In den letzten Jahren ist die Nachfrage enorm gestiegen. Seitdem die Fußballnationalmannschaft 2006 einen Osteopathen eingesetzt hat, ziehen die anderen Spitzensportbereiche nach. Die Athleten wollen ebenfalls die bestmögliche Betreuung – damit geht auch der Ruf nach der Osteopathie einher.

Olympia in Pyeongchang – wie sehr fiebern Sie mit Ihren Athleten?

Natürlich bin ich mit viel Herzblut und Begeisterung dabei, auch wenn ich diesmal nicht selbst vor Ort bin.

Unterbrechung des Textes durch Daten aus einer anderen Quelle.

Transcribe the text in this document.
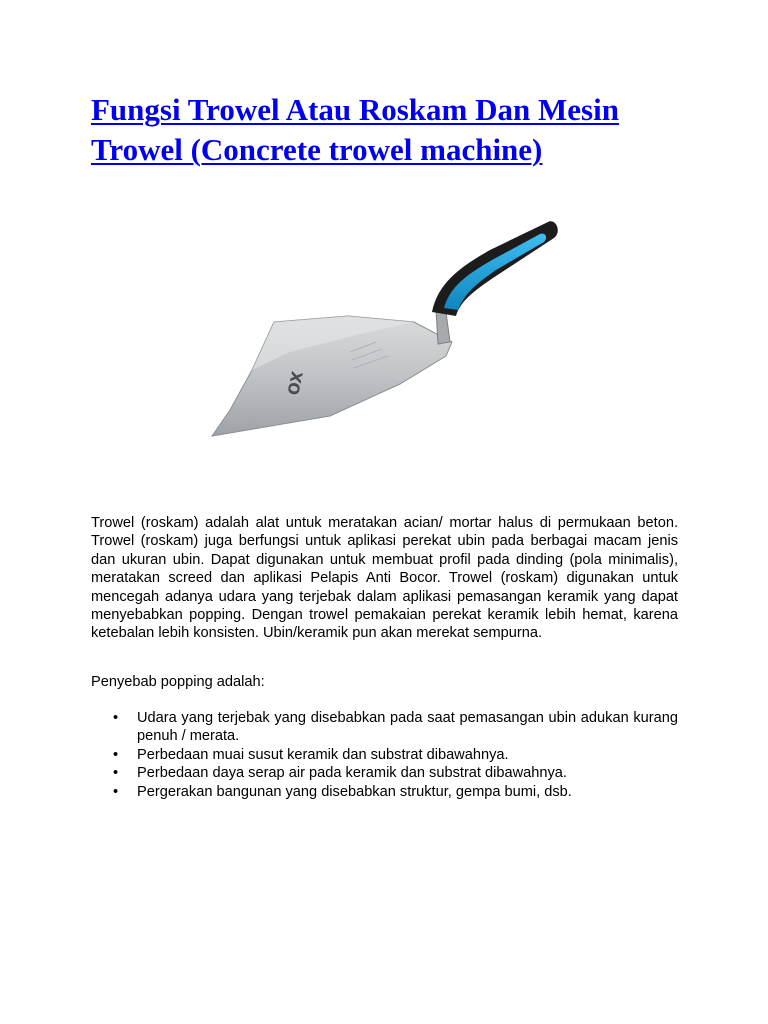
Fungsi Trowel Atau Roskam Dan Mesin Trowel (Concrete trowel machine)
OX

Trowel (roskam) adalah alat untuk meratakan acian/ mortar halus di permukaan beton. Trowel (roskam) juga berfungsi untuk aplikasi perekat ubin pada berbagai macam jenis dan ukuran ubin. Dapat digunakan untuk membuat profil pada dinding (pola minimalis), meratakan screed dan aplikasi Pelapis Anti Bocor. Trowel (roskam) digunakan untuk mencegah adanya udara yang terjebak dalam aplikasi pemasangan keramik yang dapat menyebabkan popping. Dengan trowel pemakaian perekat keramik lebih hemat, karena ketebalan lebih konsisten. Ubin/keramik pun akan merekat sempurna.

Penyebab popping adalah:

• Udara yang terjebak yang disebabkan pada saat pemasangan ubin adukan kurang penuh / merata.
• Perbedaan muai susut keramik dan substrat dibawahnya.
• Perbedaan daya serap air pada keramik dan substrat dibawahnya.
• Pergerakan bangunan yang disebabkan struktur, gempa bumi, dsb.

Für die Deutsche Eislaufunion sind zwei Teams mit je einem Arzt und einem Physiotherapeuten bei den großen Meisterschaften im Einsatz. Bei DM, EM, WM und Olympia wechseln wir uns ab. Nachdem ich in Turin 2006 und Sotschi 2014 dabei war, haben diesmal meine Kollegen die Ehre und Freude. Trotzdem sind es ganz besondere Momente auch für mich. Im vergangen Sommer haben eine Mitarbeiterin, die Sportwissenschaftlerin ist, und ich für unser Eiskunstlauf-Paar das Athletikprogramm erstellt. Wir waren deshalb besonders interessiert, welches Leistungsvermögen die beiden in Pyeonchang auf die Kufen bringen. Bei der Weltklasse Kür von Aljona Savchenko und Bruno Massot habe ich wie alle vorm TV gesessen und mitgefiebert. Ebenso wie die Kollegen vor Ort hatte ich Freudentränen in den Augen.

Welche Hilfe kann Osteopathie für leistungsorientierte Freizeitsportler aus Ihrer Sicht bieten?

Für Freizeitsportler gilt grundsätzlich der gleiche Behandlungsansatz für Prävention und Verletzungen. Die Osteopathie ist auch für sie eine hilfreiche und umfassende Behandlungsmöglichkeit. Das gilt besonders für jene Hobbyathleten, die ihren Sport äußerst leistungsorientiert betreiben. Viele orientieren sich bereits in Training, Ausstattung und Ernährung am Spitzensport. Warum nicht auch bei Umgang und Gespür für ihren Körper? Auch dort können sie von den Profis lernen und die Möglichkeiten der Osteopathie nutzen.